What could we do with $1 billion about the costs of remote living? We could afford to bring the taxation zone rebate into the 21st century. We could compensate people for the high costs of living in remote and regional areas in Australia—and certainly all of my electorate of Durack is in the category of remote.

What could we do for the tertiary education of the children of couples living in my electorate of Durack? What could we do to create a level playing field so that my tertiary students would be on something like an equal footing with metropolitan tertiary students and could live at home with mum and dad, borrow the family car, live off the smell of a greasy rag, move on to tertiary education with their cohort of high-school friends and be familiar with the whole environment? With $1 billion I could really create a level playing field by paying for a tertiary access allowance which would make the cost of living in the Durack electorate akin to the cost of living in metropolitan areas. What could we do with $1 billion? The mind boggles. What is currently being done with this $1 billion—dragged out of the pockets of the unsuspecting taxpayers of Australia by this government—is that it is being blown on a policy of border protection that is as good as useless. In fact, the government's border protection policy today amounts to advertising to the would-be people smugglers and emigres of this world, 'Come on down, because we will give you everything you have ever dreamt of.' When it comes to border protection policies, the current government of Australia has not got a clue.

In fact, so blind were the government to the realities that they cancelled a border protection policy that was put in place by Prime Minister John Howard that was absolutely effective and reduced the flow of personnel and boats to an absolute trickle. Yet, in his arrogance or ignorance, Prime Minister Rudd struck out that policy, gave permanent instead of temporary protection visas, trashed the Pacific offshore processing process and gave to the taxpayers of Australia an additional bill of $1 billion.

Tonight thousands of homeless people across Australia will be sleeping rough.
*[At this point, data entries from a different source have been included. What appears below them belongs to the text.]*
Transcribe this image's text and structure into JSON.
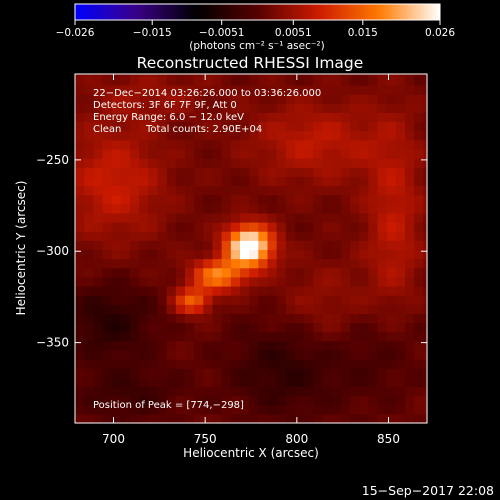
{
  "colorbar": {
    "ticks": [
      "−0.026",
      "−0.015",
      "−0.0051",
      "0.0051",
      "0.015",
      "0.026"
    ],
    "tick_values": [
      -0.026,
      -0.015,
      -0.0051,
      0.0051,
      0.015,
      0.026
    ],
    "range": [
      -0.026,
      0.026
    ],
    "colormap": [
      "#0000ff",
      "#3a0088",
      "#000000",
      "#550000",
      "#cc1a00",
      "#ff7a00",
      "#ffffff"
    ],
    "unit_label": "(photons cm⁻² s⁻¹ asec⁻²)"
  },
  "chart_data": {
    "type": "heatmap",
    "title": "Reconstructed RHESSI Image",
    "xlabel": "Heliocentric X (arcsec)",
    "ylabel": "Heliocentric Y (arcsec)",
    "xlim": [
      679,
      871
    ],
    "ylim": [
      -394,
      -203
    ],
    "x_ticks": [
      "700",
      "750",
      "800",
      "850"
    ],
    "x_tick_values": [
      700,
      750,
      800,
      850
    ],
    "y_ticks": [
      "−250",
      "−300",
      "−350"
    ],
    "y_tick_values": [
      -250,
      -300,
      -350
    ],
    "annotations": [
      "22−Dec−2014 03:26:26.000 to 03:36:26.000",
      "Detectors: 3F 6F 7F 9F, Att 0",
      "Energy Range: 6.0 − 12.0 keV",
      "Clean",
      "Total counts: 2.90E+04"
    ],
    "peak_label": "Position of Peak = [774,−298]",
    "peak": [
      774,
      -298
    ],
    "sources": [
      {
        "x": 774,
        "y": -297,
        "sx": 9,
        "sy": 8,
        "amp": 0.028
      },
      {
        "x": 757,
        "y": -313,
        "sx": 10,
        "sy": 6,
        "amp": 0.016
      },
      {
        "x": 743,
        "y": -327,
        "sx": 7,
        "sy": 5,
        "amp": 0.013
      },
      {
        "x": 700,
        "y": -262,
        "sx": 20,
        "sy": 22,
        "amp": 0.007
      },
      {
        "x": 810,
        "y": -240,
        "sx": 26,
        "sy": 16,
        "amp": 0.006
      },
      {
        "x": 853,
        "y": -285,
        "sx": 11,
        "sy": 40,
        "amp": 0.006
      },
      {
        "x": 820,
        "y": -330,
        "sx": 22,
        "sy": 18,
        "amp": 0.004
      },
      {
        "x": 698,
        "y": -338,
        "sx": 18,
        "sy": 15,
        "amp": -0.006
      },
      {
        "x": 708,
        "y": -378,
        "sx": 22,
        "sy": 12,
        "amp": -0.004
      },
      {
        "x": 793,
        "y": -363,
        "sx": 22,
        "sy": 20,
        "amp": -0.0055
      },
      {
        "x": 845,
        "y": -348,
        "sx": 18,
        "sy": 24,
        "amp": -0.004
      },
      {
        "x": 720,
        "y": -215,
        "sx": 25,
        "sy": 10,
        "amp": 0.003
      }
    ],
    "background": 0.0015
  },
  "footer": {
    "timestamp": "15−Sep−2017 22:08"
  }
}
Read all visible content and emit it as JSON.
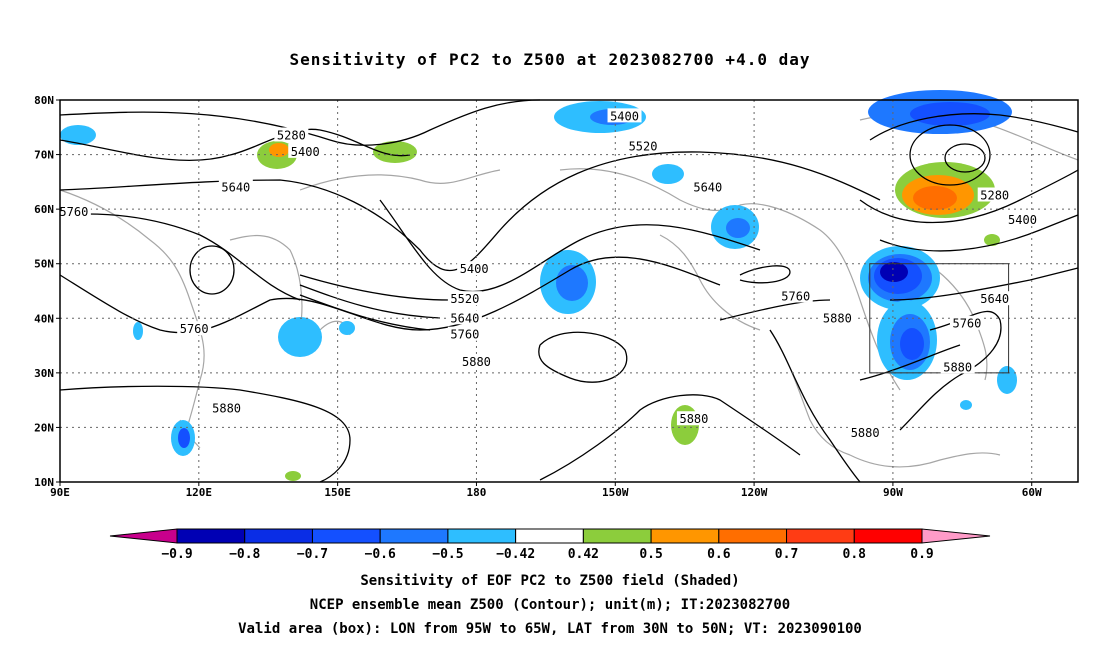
{
  "title": "Sensitivity of PC2 to Z500 at 2023082700 +4.0 day",
  "lat_ticks": [
    "80N",
    "70N",
    "60N",
    "50N",
    "40N",
    "30N",
    "20N",
    "10N"
  ],
  "lon_ticks": [
    "90E",
    "120E",
    "150E",
    "180",
    "150W",
    "120W",
    "90W",
    "60W"
  ],
  "contour_labels": [
    {
      "text": "5280",
      "lon": 140,
      "lat": 73.5
    },
    {
      "text": "5400",
      "lon": 143,
      "lat": 70.5
    },
    {
      "text": "5640",
      "lon": 128,
      "lat": 64
    },
    {
      "text": "5760",
      "lon": 93,
      "lat": 59.5
    },
    {
      "text": "5760",
      "lon": 119,
      "lat": 38
    },
    {
      "text": "5880",
      "lon": 126,
      "lat": 23.5
    },
    {
      "text": "5400",
      "lon": -148,
      "lat": 77
    },
    {
      "text": "5520",
      "lon": -144,
      "lat": 71.5
    },
    {
      "text": "5640",
      "lon": -130,
      "lat": 64
    },
    {
      "text": "5400",
      "lon": -180.5,
      "lat": 49
    },
    {
      "text": "5520",
      "lon": -182.5,
      "lat": 43.5
    },
    {
      "text": "5640",
      "lon": -182.5,
      "lat": 40
    },
    {
      "text": "5760",
      "lon": -182.5,
      "lat": 37
    },
    {
      "text": "5880",
      "lon": -180,
      "lat": 32
    },
    {
      "text": "5760",
      "lon": -111,
      "lat": 44
    },
    {
      "text": "5880",
      "lon": -102,
      "lat": 40
    },
    {
      "text": "5880",
      "lon": -133,
      "lat": 21.5
    },
    {
      "text": "5880",
      "lon": -96,
      "lat": 19
    },
    {
      "text": "5280",
      "lon": -68,
      "lat": 62.5
    },
    {
      "text": "5400",
      "lon": -62,
      "lat": 58
    },
    {
      "text": "5640",
      "lon": -68,
      "lat": 43.5
    },
    {
      "text": "5760",
      "lon": -74,
      "lat": 39
    },
    {
      "text": "5880",
      "lon": -76,
      "lat": 31
    }
  ],
  "colorbar": {
    "labels": [
      "−0.9",
      "−0.8",
      "−0.7",
      "−0.6",
      "−0.5",
      "−0.42",
      "0.42",
      "0.5",
      "0.6",
      "0.7",
      "0.8",
      "0.9"
    ],
    "colors": [
      "#0000b4",
      "#0a2de6",
      "#1450ff",
      "#1e78ff",
      "#2ebeff",
      "#ffffff",
      "#8ccd3c",
      "#ff9600",
      "#ff6e00",
      "#ff3c14",
      "#ff0000"
    ],
    "low_color": "#c8008c",
    "high_color": "#ff9bc8"
  },
  "caption": [
    "Sensitivity of EOF PC2 to Z500 field (Shaded)",
    "NCEP ensemble mean Z500 (Contour); unit(m); IT:2023082700",
    "Valid area (box): LON from 95W to 65W, LAT from 30N to 50N; VT: 2023090100"
  ],
  "valid_box": {
    "lon_min": -95,
    "lon_max": -65,
    "lat_min": 30,
    "lat_max": 50
  }
}
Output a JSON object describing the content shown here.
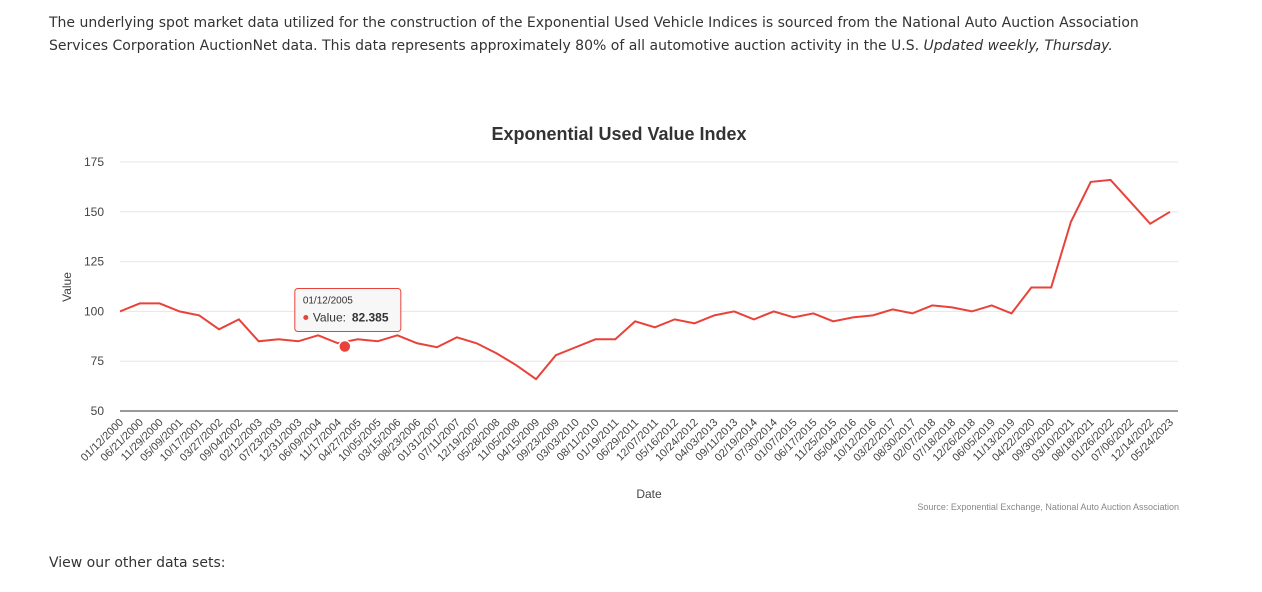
{
  "intro": {
    "text": "The underlying spot market data utilized for the construction of the Exponential Used Vehicle Indices is sourced from the National Auto Auction Association Services Corporation AuctionNet data. This data represents approximately 80% of all automotive auction activity in the U.S.",
    "note": "Updated weekly, Thursday."
  },
  "footer": "View our other data sets:",
  "chart_data": {
    "type": "line",
    "title": "Exponential Used Value Index",
    "x_label": "Date",
    "y_label": "Value",
    "source": "Source: Exponential Exchange, National Auto Auction Association",
    "categories": [
      "01/12/2000",
      "06/21/2000",
      "11/29/2000",
      "05/09/2001",
      "10/17/2001",
      "03/27/2002",
      "09/04/2002",
      "02/12/2003",
      "07/23/2003",
      "12/31/2003",
      "06/09/2004",
      "11/17/2004",
      "04/27/2005",
      "10/05/2005",
      "03/15/2006",
      "08/23/2006",
      "01/31/2007",
      "07/11/2007",
      "12/19/2007",
      "05/28/2008",
      "11/05/2008",
      "04/15/2009",
      "09/23/2009",
      "03/03/2010",
      "08/11/2010",
      "01/19/2011",
      "06/29/2011",
      "12/07/2011",
      "05/16/2012",
      "10/24/2012",
      "04/03/2013",
      "09/11/2013",
      "02/19/2014",
      "07/30/2014",
      "01/07/2015",
      "06/17/2015",
      "11/25/2015",
      "05/04/2016",
      "10/12/2016",
      "03/22/2017",
      "08/30/2017",
      "02/07/2018",
      "07/18/2018",
      "12/26/2018",
      "06/05/2019",
      "11/13/2019",
      "04/22/2020",
      "09/30/2020",
      "03/10/2021",
      "08/18/2021",
      "01/26/2022",
      "07/06/2022",
      "12/14/2022",
      "05/24/2023"
    ],
    "series": [
      {
        "name": "Value",
        "color": "#e8423a",
        "values": [
          100,
          104,
          104,
          100,
          98,
          91,
          96,
          85,
          86,
          85,
          88,
          84,
          86,
          85,
          88,
          84,
          82,
          87,
          84,
          79,
          73,
          66,
          78,
          82,
          86,
          86,
          95,
          92,
          96,
          94,
          98,
          100,
          96,
          100,
          97,
          99,
          95,
          97,
          98,
          101,
          99,
          103,
          102,
          100,
          103,
          99,
          112,
          112,
          145,
          165,
          166,
          155,
          144,
          150
        ]
      }
    ],
    "ylim": [
      50,
      175
    ],
    "yticks": [
      50,
      75,
      100,
      125,
      150,
      175
    ],
    "grid": true,
    "tooltip": {
      "date": "01/12/2005",
      "label": "Value:",
      "value": 82.385
    }
  }
}
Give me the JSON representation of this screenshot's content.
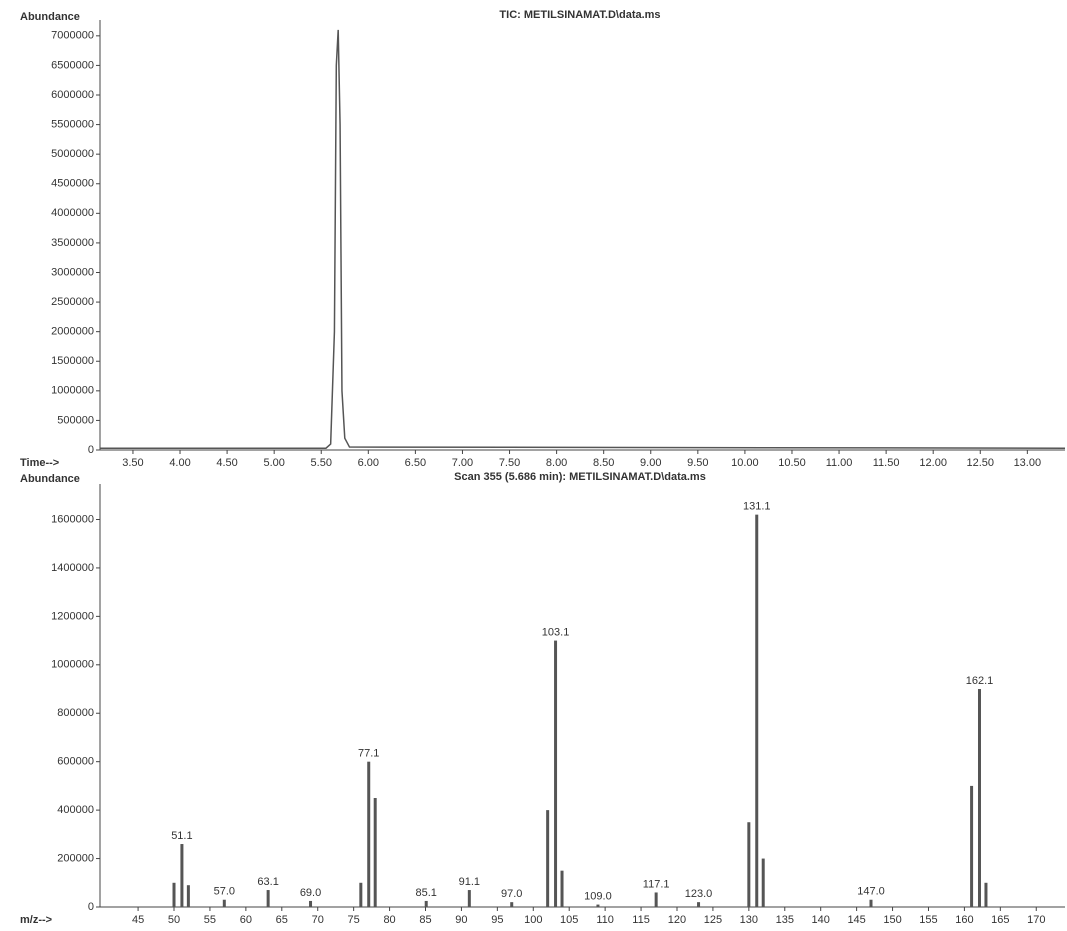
{
  "chart_data": [
    {
      "type": "line",
      "title": "TIC: METILSINAMAT.D\\data.ms",
      "y_label": "Abundance",
      "x_label": "Time-->",
      "color": "#555555",
      "x": [
        3.15,
        5.55,
        5.6,
        5.64,
        5.66,
        5.68,
        5.7,
        5.72,
        5.75,
        5.8,
        13.4
      ],
      "values": [
        30000,
        30000,
        100000,
        2000000,
        6500000,
        7100000,
        5500000,
        1000000,
        200000,
        50000,
        30000
      ],
      "xlim": [
        3.15,
        13.4
      ],
      "ylim": [
        0,
        7200000
      ],
      "xticks": [
        {
          "value": 3.5,
          "label": "3.50"
        },
        {
          "value": 4,
          "label": "4.00"
        },
        {
          "value": 4.5,
          "label": "4.50"
        },
        {
          "value": 5,
          "label": "5.00"
        },
        {
          "value": 5.5,
          "label": "5.50"
        },
        {
          "value": 6,
          "label": "6.00"
        },
        {
          "value": 6.5,
          "label": "6.50"
        },
        {
          "value": 7,
          "label": "7.00"
        },
        {
          "value": 7.5,
          "label": "7.50"
        },
        {
          "value": 8,
          "label": "8.00"
        },
        {
          "value": 8.5,
          "label": "8.50"
        },
        {
          "value": 9,
          "label": "9.00"
        },
        {
          "value": 9.5,
          "label": "9.50"
        },
        {
          "value": 10,
          "label": "10.00"
        },
        {
          "value": 10.5,
          "label": "10.50"
        },
        {
          "value": 11,
          "label": "11.00"
        },
        {
          "value": 11.5,
          "label": "11.50"
        },
        {
          "value": 12,
          "label": "12.00"
        },
        {
          "value": 12.5,
          "label": "12.50"
        },
        {
          "value": 13,
          "label": "13.00"
        }
      ],
      "yticks": [
        0,
        500000,
        1000000,
        1500000,
        2000000,
        2500000,
        3000000,
        3500000,
        4000000,
        4500000,
        5000000,
        5500000,
        6000000,
        6500000,
        7000000
      ]
    },
    {
      "type": "bar",
      "title": "Scan 355 (5.686 min): METILSINAMAT.D\\data.ms",
      "y_label": "Abundance",
      "x_label": "m/z-->",
      "color": "#555555",
      "x": [
        50,
        51.1,
        52,
        57,
        63.1,
        69,
        76,
        77.1,
        78,
        85.1,
        91.1,
        97,
        102,
        103.1,
        104,
        109,
        117.1,
        123,
        130,
        131.1,
        132,
        147,
        161,
        162.1,
        163
      ],
      "x_labels": [
        null,
        "51.1",
        null,
        "57.0",
        "63.1",
        "69.0",
        null,
        "77.1",
        null,
        "85.1",
        "91.1",
        "97.0",
        null,
        "103.1",
        null,
        "109.0",
        "117.1",
        "123.0",
        null,
        "131.1",
        null,
        "147.0",
        null,
        "162.1",
        null
      ],
      "values": [
        100000,
        260000,
        90000,
        30000,
        70000,
        25000,
        100000,
        600000,
        450000,
        25000,
        70000,
        20000,
        400000,
        1100000,
        150000,
        10000,
        60000,
        20000,
        350000,
        1620000,
        200000,
        30000,
        500000,
        900000,
        100000
      ],
      "xlim": [
        39.7,
        174
      ],
      "ylim": [
        0,
        1730000
      ],
      "xticks": [
        45,
        50,
        55,
        60,
        65,
        70,
        75,
        80,
        85,
        90,
        95,
        100,
        105,
        110,
        115,
        120,
        125,
        130,
        135,
        140,
        145,
        150,
        155,
        160,
        165,
        170
      ],
      "yticks": [
        0,
        200000,
        400000,
        600000,
        800000,
        1000000,
        1200000,
        1400000,
        1600000
      ]
    }
  ]
}
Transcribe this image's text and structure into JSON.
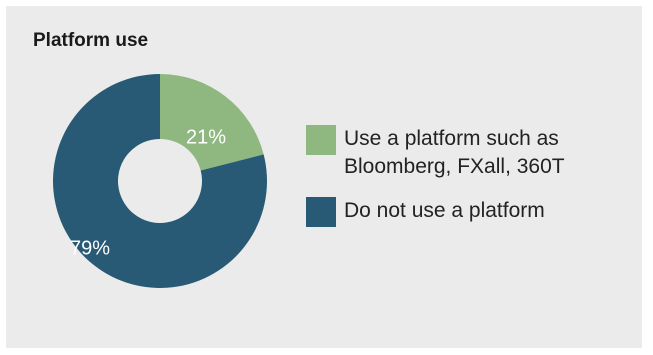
{
  "chart_data": {
    "type": "pie",
    "title": "Platform use",
    "donut": true,
    "slices": [
      {
        "name": "Use a platform such as Bloomberg, FXall, 360T",
        "value": 21,
        "label": "21%",
        "color": "#8fb880"
      },
      {
        "name": "Do not use a platform",
        "value": 79,
        "label": "79%",
        "color": "#285a75"
      }
    ],
    "legend_position": "right"
  },
  "panel_color": "#ebebeb"
}
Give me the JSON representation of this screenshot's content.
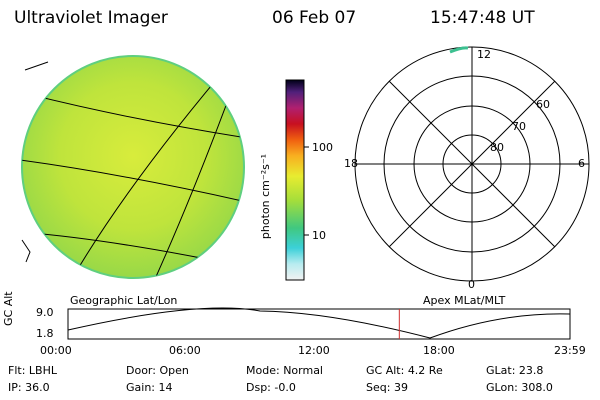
{
  "header": {
    "instrument": "Ultraviolet Imager",
    "date": "06 Feb 07",
    "time": "15:47:48 UT"
  },
  "colorbar": {
    "unit_label": "photon cm⁻²s⁻¹",
    "ticks": [
      "100",
      "10"
    ]
  },
  "polar_plot": {
    "mlt_labels": [
      "12",
      "18",
      "6",
      "0"
    ],
    "lat_labels": [
      "60",
      "70",
      "80"
    ]
  },
  "image_caption": "Geographic Lat/Lon",
  "polar_caption": "Apex MLat/MLT",
  "altitude_plot": {
    "ylabel": "GC Alt",
    "y_ticks": [
      "9.0",
      "1.8"
    ],
    "x_ticks": [
      "00:00",
      "06:00",
      "12:00",
      "18:00",
      "23:59"
    ],
    "current_time_fraction": 0.66
  },
  "status": {
    "row1": [
      {
        "label": "Flt:",
        "value": "LBHL"
      },
      {
        "label": "Door:",
        "value": "Open"
      },
      {
        "label": "Mode:",
        "value": "Normal"
      },
      {
        "label": "GC Alt:",
        "value": "4.2 Re"
      },
      {
        "label": "GLat:",
        "value": "23.8"
      }
    ],
    "row2": [
      {
        "label": "IP:",
        "value": "36.0"
      },
      {
        "label": "Gain:",
        "value": "14"
      },
      {
        "label": "Dsp:",
        "value": "-0.0"
      },
      {
        "label": "Seq:",
        "value": "39"
      },
      {
        "label": "GLon:",
        "value": "308.0"
      }
    ]
  },
  "colors": {
    "disk_fill": "#b8e43a",
    "disk_edge": "#5fcf7f",
    "marker": "#d03030"
  }
}
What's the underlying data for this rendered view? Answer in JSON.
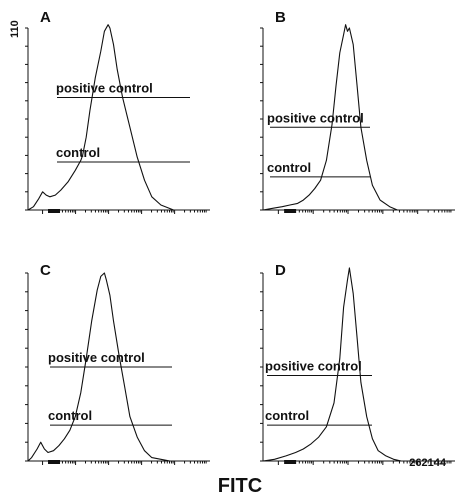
{
  "figure": {
    "x_axis_title": "FITC",
    "y_axis_max_label": "110",
    "x_axis_max_label": "262144"
  },
  "chart_data": [
    {
      "type": "line",
      "panel": "A",
      "ylim": [
        0,
        110
      ],
      "x_scale": "log",
      "annotations": [
        {
          "label": "positive control",
          "y": 68
        },
        {
          "label": "control",
          "y": 29
        }
      ],
      "x": [
        0.0,
        0.03,
        0.06,
        0.08,
        0.1,
        0.12,
        0.15,
        0.18,
        0.22,
        0.26,
        0.29,
        0.3,
        0.32,
        0.34,
        0.37,
        0.4,
        0.42,
        0.44,
        0.45,
        0.47,
        0.49,
        0.52,
        0.56,
        0.6,
        0.64,
        0.68,
        0.73,
        0.8
      ],
      "y": [
        0,
        2,
        7,
        11,
        9,
        8,
        9,
        12,
        17,
        24,
        30,
        33,
        44,
        60,
        80,
        96,
        108,
        112,
        110,
        100,
        85,
        68,
        50,
        32,
        18,
        8,
        3,
        0
      ]
    },
    {
      "type": "line",
      "panel": "B",
      "ylim": [
        0,
        110
      ],
      "x_scale": "log",
      "annotations": [
        {
          "label": "positive control",
          "y": 50
        },
        {
          "label": "control",
          "y": 20
        }
      ],
      "x": [
        0.0,
        0.05,
        0.1,
        0.14,
        0.18,
        0.21,
        0.24,
        0.27,
        0.3,
        0.33,
        0.36,
        0.38,
        0.4,
        0.42,
        0.43,
        0.44,
        0.45,
        0.47,
        0.49,
        0.51,
        0.54,
        0.57,
        0.61,
        0.66,
        0.7
      ],
      "y": [
        0,
        1,
        2,
        3,
        4,
        6,
        9,
        13,
        18,
        30,
        52,
        75,
        95,
        106,
        112,
        108,
        110,
        100,
        75,
        50,
        30,
        15,
        6,
        2,
        0
      ]
    },
    {
      "type": "line",
      "panel": "C",
      "ylim": [
        0,
        110
      ],
      "x_scale": "log",
      "annotations": [
        {
          "label": "positive control",
          "y": 55
        },
        {
          "label": "control",
          "y": 21
        }
      ],
      "x": [
        0.0,
        0.02,
        0.05,
        0.07,
        0.09,
        0.11,
        0.14,
        0.17,
        0.2,
        0.23,
        0.26,
        0.29,
        0.32,
        0.35,
        0.38,
        0.4,
        0.42,
        0.43,
        0.45,
        0.47,
        0.5,
        0.53,
        0.56,
        0.6,
        0.64,
        0.68,
        0.73,
        0.78
      ],
      "y": [
        0,
        2,
        7,
        11,
        7,
        5,
        6,
        9,
        13,
        18,
        26,
        40,
        60,
        82,
        100,
        108,
        110,
        106,
        97,
        82,
        62,
        44,
        26,
        14,
        6,
        2,
        1,
        0
      ]
    },
    {
      "type": "line",
      "panel": "D",
      "ylim": [
        0,
        110
      ],
      "x_scale": "log",
      "annotations": [
        {
          "label": "positive control",
          "y": 50
        },
        {
          "label": "control",
          "y": 21
        }
      ],
      "x": [
        0.0,
        0.06,
        0.12,
        0.17,
        0.21,
        0.25,
        0.29,
        0.33,
        0.37,
        0.4,
        0.42,
        0.44,
        0.45,
        0.47,
        0.49,
        0.51,
        0.54,
        0.57,
        0.6,
        0.64,
        0.68,
        0.72
      ],
      "y": [
        0,
        1,
        3,
        5,
        7,
        10,
        14,
        20,
        34,
        60,
        90,
        106,
        113,
        98,
        72,
        46,
        26,
        13,
        6,
        3,
        1,
        0
      ]
    }
  ]
}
What could we do with $1 billion to ease their plight? What could we do for a process of caring for those less fortunate Australians right across the nation? Today I had the good fortune of looking at a program that brought humour into aged care facilities. They do not want anything like $1 billion, but that is what we are wasting on the immigration policy today.

Look no further than the immigration policy when it comes to the follies of this government. They have trashed the good governance that was in place and replaced it with absolute folly—yet another foundation reason for the voters of this country to discharge this government.